Even though Microsoft was not first to develop the smart phone, it seems to have suffered from some of the general disadvantages of first movers. One of the missteps, the Kin, only lasted in the market for two months before being discontinued. The new software Microsoft is developing, Windows Phone 7, is intended to compete more with the iPhone and Google’s Android; a slow but steady step toward responding to the industry environment.
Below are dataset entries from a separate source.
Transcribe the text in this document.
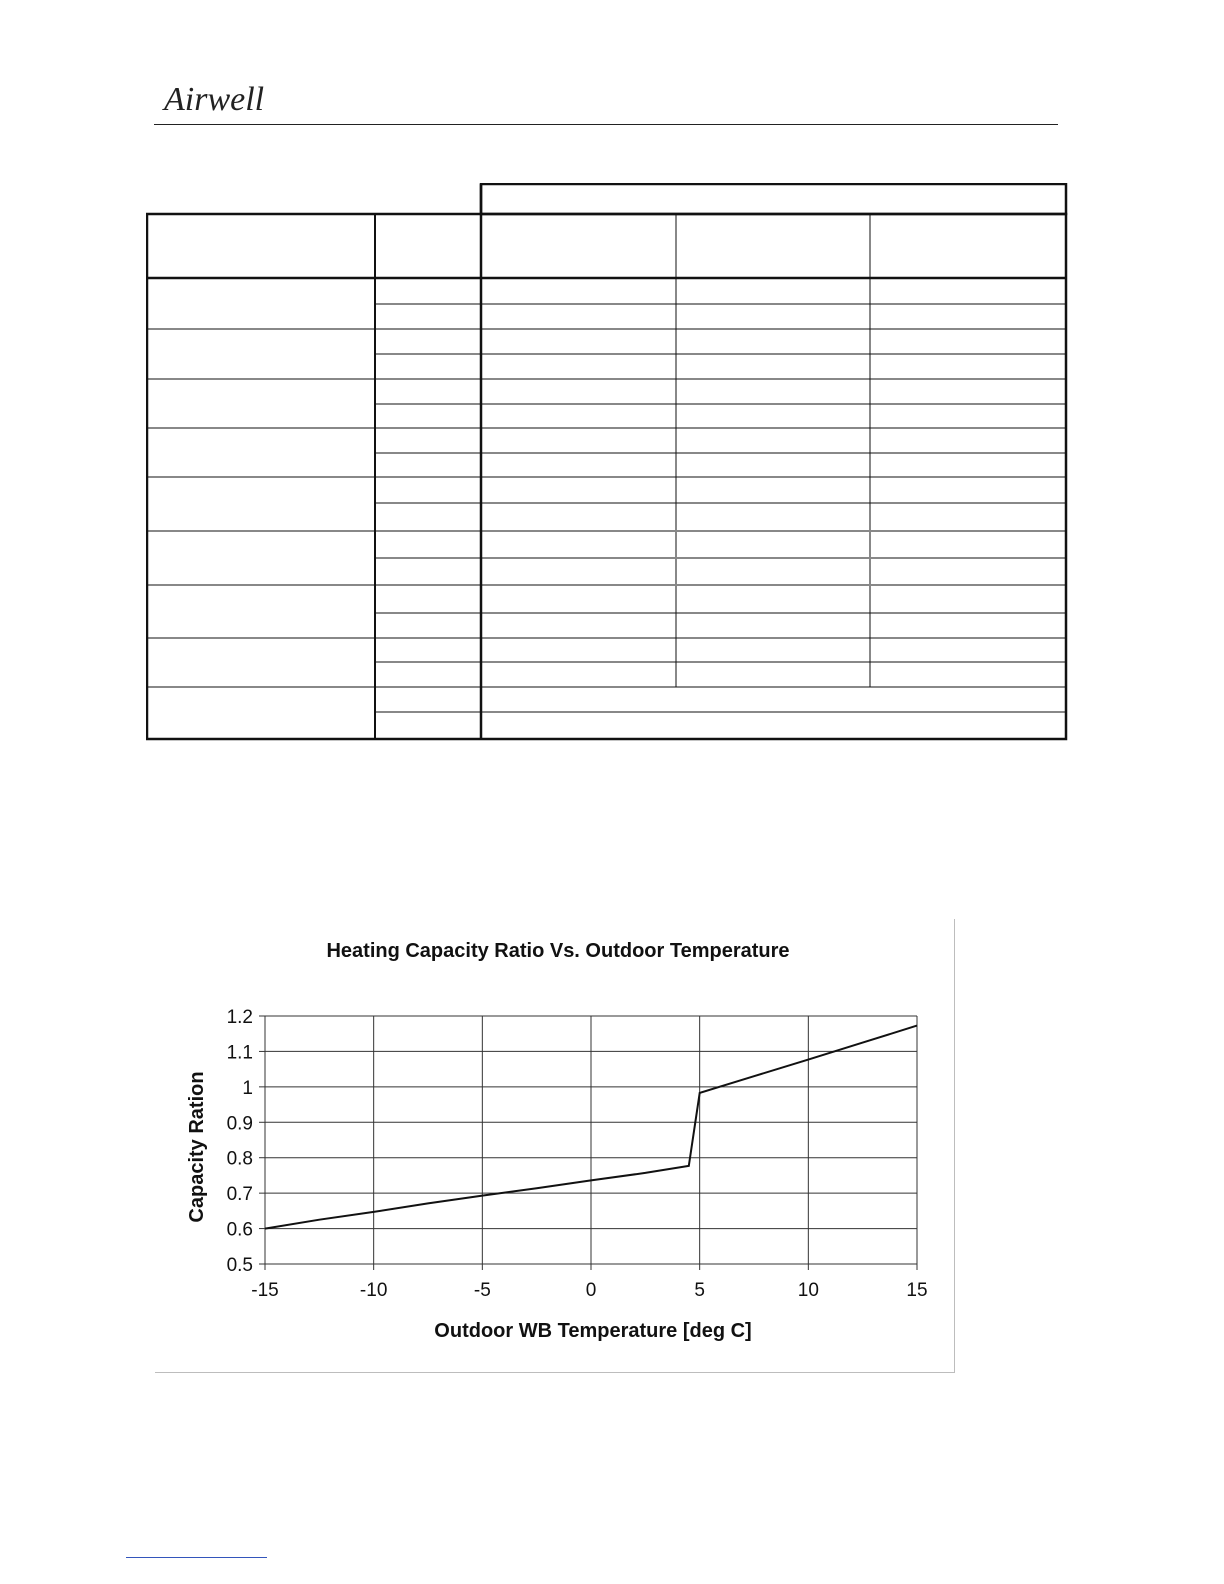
Airwell
Heating Capacity Ratio Vs. Outdoor Temperature
0.5
0.6
0.7
0.8
0.9
1
1.1
1.2
-15	-10	-5	0	5	10	15
Outdoor WB Temperature [deg C]
Capacity Ration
While the iPhone OS is completely integrated with the hardware, Microsoft still only plans to develop a phone OS and license it out. This really seems like the old tendencies of the giant. License the software and let others worry about the hardware, reminds me of Windows and Dell. This strategy assumes the hardware developers will maximize the software capability. Unlike with computers, where the keyboard, mouse, monitor and other peripherals are fairly standard, cell phones still come in an array of styles. Placing all bets on the hardware developer knowing what’s best to meet market demands is risky, especially when the new OS intends to deliver a new user interface. Will there be synergy between software, hardware and user?